Although HSBC’s Q3 earnings missed analysts’ estimates on Monday, the FTSE 100 heavyweight’s update made for good reading with the bank committing to a fresh $3bn buyback.
The share buyback helped lift HSBC shares marginally to 602p as the prospect of cash being returned to shareholders offset mixed earnings and revenue.
“A larger than expected share buyback seems to be doing a lot of the heavy lifting for HSBC today – making up for some less than positive details in its third quarter results,” said Russ Mould, investment director at AJ Bell.
HSBC’s profit before tax rose by $4.5bn to $7.7bn in Q3 supported by higher interest rates, however, the comparison is to Q3 2022 when HSBC recorded a one-off $2.3bn impairment on French retail banking operations, enhancing the most recent quarter’s comparables.
That said, HSBC’s operations produced a 40% jump in revenue to $16.2bn as group net interest margins increased to 1.70%.
The strength of HSBC’s business has allowed them to announce a fresh $3bn buyback – the only FTSE 100 bank to do so in the latest round of earnings updates.
“The UK’s largest listed bank is showing off its capital strength with a fresh $3bn buyback despite missing expectations.

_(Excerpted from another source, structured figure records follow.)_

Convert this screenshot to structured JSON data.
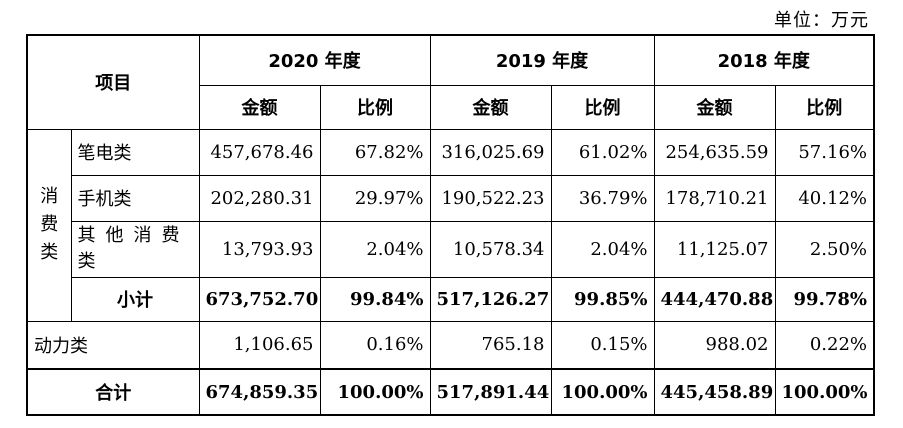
{
  "unit": "单位：万元",
  "header": {
    "item": "项目",
    "years": [
      "2020 年度",
      "2019 年度",
      "2018 年度"
    ],
    "amount": "金额",
    "ratio": "比例"
  },
  "group": {
    "label_chars": [
      "消",
      "费",
      "类"
    ],
    "rows": [
      {
        "name": "笔电类",
        "v2020": "457,678.46",
        "r2020": "67.82%",
        "v2019": "316,025.69",
        "r2019": "61.02%",
        "v2018": "254,635.59",
        "r2018": "57.16%"
      },
      {
        "name": "手机类",
        "v2020": "202,280.31",
        "r2020": "29.97%",
        "v2019": "190,522.23",
        "r2019": "36.79%",
        "v2018": "178,710.21",
        "r2018": "40.12%"
      },
      {
        "name": "其他消费类",
        "v2020": "13,793.93",
        "r2020": "2.04%",
        "v2019": "10,578.34",
        "r2019": "2.04%",
        "v2018": "11,125.07",
        "r2018": "2.50%"
      }
    ],
    "subtotal": {
      "name": "小计",
      "v2020": "673,752.70",
      "r2020": "99.84%",
      "v2019": "517,126.27",
      "r2019": "99.85%",
      "v2018": "444,470.88",
      "r2018": "99.78%"
    }
  },
  "power": {
    "name": "动力类",
    "v2020": "1,106.65",
    "r2020": "0.16%",
    "v2019": "765.18",
    "r2019": "0.15%",
    "v2018": "988.02",
    "r2018": "0.22%"
  },
  "total": {
    "name": "合计",
    "v2020": "674,859.35",
    "r2020": "100.00%",
    "v2019": "517,891.44",
    "r2019": "100.00%",
    "v2018": "445,458.89",
    "r2018": "100.00%"
  }
}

There’s some noise to look through in these results, largely the massive impairment charge taken in the comparable period last year, which is why the year-on-year profit growth levels are quite so extreme. Under the hood, costs were a little higher than expected and there’s a question mark on how they’ll evolve over 2024. But apart from that, performance was broadly where markets thought it would be,” said Matt Britzman, equity analyst at Hargreaves Lansdown.

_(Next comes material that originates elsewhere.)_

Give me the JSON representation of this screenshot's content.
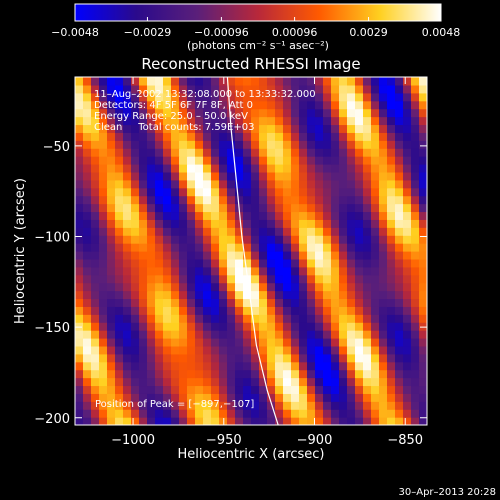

“After seeing Standard Chartered take an unexpected impairment last week relating to its China assets, credit losses were under a microscope. At $1.1bn, the charge for expected credit losses was in line with expectations, with $500m relating to Chinese commercial real estate assets. There’s still a cloud of uncertainty hovering over the market, but investors will be happy to see no nasty surprises.”
“There wasn’t much in these results to upset the apple cart and the fresh buy-back is testament to a strong capital position. HSBC is the only major UK-listed bank to still be up year-to-date after Standard Chartered left the club last week. Yet the valuation still looks downbeat, paving the way for some impressive investor returns.”